What is the Sports Illustrated Swimsuit Issue Indicator
The Sports Illustrated Swimsuit Issue Indicator is an economic indicator which correlates the performance of the S&P 500 in a given year with the nationality of the model who appears on the cover of that year’s Sports Illustrated Swimsuit issue.
Market Indicators: InvestoTrivia
BREAKING DOWN Sports Illustrated Swimsuit Issue Indicator
The Sports Illustrated Swimsuit Issue Indicator is an economic indicator which holds that the U.S. stock market performs better in years when the model on the cover of the Sports Illustrated Swimsuit issue is American. The indicator suggests that when the cover model is from the U.S., the S&P 500 will generate a return above its historical rate, while a non-American cover model leads to underperformance by the S&P 500 for the year.
Bespoke Investment Group initially proposed a correlation between the performance of the S&P 500 and the nationality of the Sports Illustrated Swimsuit Issue cover model.
Tracking data from 1978, analysts have noted that overall returns on the S&P 500 are better in years with cover models who are American, while non-American models tend to indicate less spectacular returns. Between 1978 and 2012, Sports Illustrated featured 19 American models and in those years, the overall S&P 500 average return was a 14.3 percent gain, with positive returns 88.2 percent of the time. The 17 years in which non-American models were featured saw an average S&P 500 gain of 10.8 percent, with positive returns 76.5 percent of the time. A frequently-cited example is 1997, the year American model Tyra Banks graced the Sports Illustrated cover, and the S&P 500 was up 34.1 percent.
As with many popular culture based indicators, this is not a precise measure.
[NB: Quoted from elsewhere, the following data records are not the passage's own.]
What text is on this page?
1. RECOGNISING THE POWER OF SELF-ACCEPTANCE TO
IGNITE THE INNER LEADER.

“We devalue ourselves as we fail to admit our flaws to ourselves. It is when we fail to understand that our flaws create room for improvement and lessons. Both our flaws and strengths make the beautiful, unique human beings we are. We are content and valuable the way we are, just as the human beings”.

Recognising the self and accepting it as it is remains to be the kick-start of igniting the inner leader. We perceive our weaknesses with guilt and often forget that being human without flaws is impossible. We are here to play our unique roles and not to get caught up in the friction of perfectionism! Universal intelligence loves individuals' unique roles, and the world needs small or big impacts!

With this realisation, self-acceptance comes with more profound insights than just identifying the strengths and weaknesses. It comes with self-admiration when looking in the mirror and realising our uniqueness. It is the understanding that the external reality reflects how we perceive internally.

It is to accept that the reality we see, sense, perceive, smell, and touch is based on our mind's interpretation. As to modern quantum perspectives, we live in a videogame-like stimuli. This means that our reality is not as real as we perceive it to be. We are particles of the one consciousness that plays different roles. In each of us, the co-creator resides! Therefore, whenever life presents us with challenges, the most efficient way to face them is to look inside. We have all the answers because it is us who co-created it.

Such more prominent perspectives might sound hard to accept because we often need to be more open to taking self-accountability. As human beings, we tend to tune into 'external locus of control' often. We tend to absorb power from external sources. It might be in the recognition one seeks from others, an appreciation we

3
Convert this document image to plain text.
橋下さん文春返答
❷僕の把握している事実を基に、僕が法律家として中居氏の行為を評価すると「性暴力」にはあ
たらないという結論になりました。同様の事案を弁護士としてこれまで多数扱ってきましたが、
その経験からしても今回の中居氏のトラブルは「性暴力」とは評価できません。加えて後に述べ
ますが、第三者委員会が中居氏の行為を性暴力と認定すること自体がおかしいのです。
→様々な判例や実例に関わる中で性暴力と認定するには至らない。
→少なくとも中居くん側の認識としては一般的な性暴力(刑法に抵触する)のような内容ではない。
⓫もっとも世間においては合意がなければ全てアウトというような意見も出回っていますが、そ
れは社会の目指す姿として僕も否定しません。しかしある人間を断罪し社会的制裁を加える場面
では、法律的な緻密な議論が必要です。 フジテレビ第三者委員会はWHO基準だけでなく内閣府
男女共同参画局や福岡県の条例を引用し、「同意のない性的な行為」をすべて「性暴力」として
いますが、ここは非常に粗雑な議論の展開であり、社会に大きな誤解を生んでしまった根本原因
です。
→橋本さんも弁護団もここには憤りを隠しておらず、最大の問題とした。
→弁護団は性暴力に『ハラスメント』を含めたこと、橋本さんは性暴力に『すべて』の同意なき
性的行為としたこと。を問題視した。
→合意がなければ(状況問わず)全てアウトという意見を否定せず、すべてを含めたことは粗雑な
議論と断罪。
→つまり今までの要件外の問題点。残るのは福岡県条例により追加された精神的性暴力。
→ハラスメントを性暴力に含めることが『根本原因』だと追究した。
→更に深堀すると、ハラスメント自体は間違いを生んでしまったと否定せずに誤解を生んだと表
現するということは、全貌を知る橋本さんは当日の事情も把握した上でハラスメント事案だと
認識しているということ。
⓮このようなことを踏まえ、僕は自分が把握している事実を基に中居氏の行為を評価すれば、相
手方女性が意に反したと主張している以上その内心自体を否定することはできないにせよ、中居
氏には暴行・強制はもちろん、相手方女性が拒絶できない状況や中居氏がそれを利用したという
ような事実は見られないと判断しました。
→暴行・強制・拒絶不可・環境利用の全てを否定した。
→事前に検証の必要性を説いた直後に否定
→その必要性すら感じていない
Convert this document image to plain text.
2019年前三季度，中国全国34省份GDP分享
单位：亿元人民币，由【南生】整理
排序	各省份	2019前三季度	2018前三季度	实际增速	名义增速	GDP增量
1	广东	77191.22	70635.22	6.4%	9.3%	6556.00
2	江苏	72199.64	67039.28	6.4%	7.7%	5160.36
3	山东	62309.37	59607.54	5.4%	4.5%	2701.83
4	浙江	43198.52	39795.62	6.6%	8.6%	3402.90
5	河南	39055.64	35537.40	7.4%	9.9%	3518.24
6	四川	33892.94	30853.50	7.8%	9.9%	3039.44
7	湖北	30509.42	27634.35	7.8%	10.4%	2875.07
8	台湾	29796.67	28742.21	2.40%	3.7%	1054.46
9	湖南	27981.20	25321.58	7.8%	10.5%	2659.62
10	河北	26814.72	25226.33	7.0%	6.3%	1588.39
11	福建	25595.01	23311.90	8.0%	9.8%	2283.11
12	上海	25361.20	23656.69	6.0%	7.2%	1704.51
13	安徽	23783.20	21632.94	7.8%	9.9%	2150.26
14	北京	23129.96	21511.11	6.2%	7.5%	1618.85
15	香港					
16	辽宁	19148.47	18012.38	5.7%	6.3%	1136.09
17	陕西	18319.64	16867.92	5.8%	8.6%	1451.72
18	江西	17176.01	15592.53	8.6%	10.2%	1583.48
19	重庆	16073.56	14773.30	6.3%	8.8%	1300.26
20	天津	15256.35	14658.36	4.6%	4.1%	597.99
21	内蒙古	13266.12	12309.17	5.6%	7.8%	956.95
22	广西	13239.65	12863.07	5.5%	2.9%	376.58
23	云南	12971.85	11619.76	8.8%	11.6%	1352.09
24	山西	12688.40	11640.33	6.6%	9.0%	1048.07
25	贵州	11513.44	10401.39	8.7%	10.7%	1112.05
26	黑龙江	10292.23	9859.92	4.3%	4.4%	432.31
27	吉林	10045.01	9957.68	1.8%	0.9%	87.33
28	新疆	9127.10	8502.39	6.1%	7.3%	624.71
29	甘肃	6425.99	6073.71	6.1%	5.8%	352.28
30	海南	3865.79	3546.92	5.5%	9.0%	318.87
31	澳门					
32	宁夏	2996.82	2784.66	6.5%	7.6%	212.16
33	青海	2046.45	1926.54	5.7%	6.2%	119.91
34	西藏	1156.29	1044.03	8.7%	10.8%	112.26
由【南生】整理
In fact, in 2008, when Sports Illustrated featured American model Marissa Miller on its cover, the S&P 500 plummeted, significantly skewing the averages for this indicator.
While the Sports Illustrated Swimsuit issue has been an annual publication since the 1950’s, the nationalities of the cover models were not always made available until 1978.
Economic Indicators in Popular Culture
Just one of many indicators rooted in popular culture phenomena, the Sports Illustrated Swimsuit Issue Indicator stands alongside a host of other indicators posed by analysts and investors since the beginning of the stock market. These indicators describe market tendencies and possess limited accuracy, but they remain intriguing ways to look at the ways culture and markets interact.
Some other indicators include:
The Super Bowl Indicator, which suggests that the stock market will decline when a team from the American Football Conference wins the Super Bowl, and that an upswing will occur when the National Football Conference team wins. Introduced in 1978 by sportswriter Leonard Koppett, this indicator boasts only an 80% accuracy and, as with the Sports Illustrated Swimsuit Issue indicator, failed to accurately predict the 2008 downturn.
The Hemline Indicator, which proposes that skirt hemlines are higher when the economy is performing better, such as the high hemlines of 1990’s when the tech bubble was forming. This indicator was first posed in 1925 by George Taylor of the Wharton School of Business.
The Men’s Underwear Indicator, a favorite of former Fed Chair Alan Greenspan, which suggests that declines in the sales of men’s underwear indicate a poor overall state of the economy, while an upswing in underwear sales predicts an improving economy.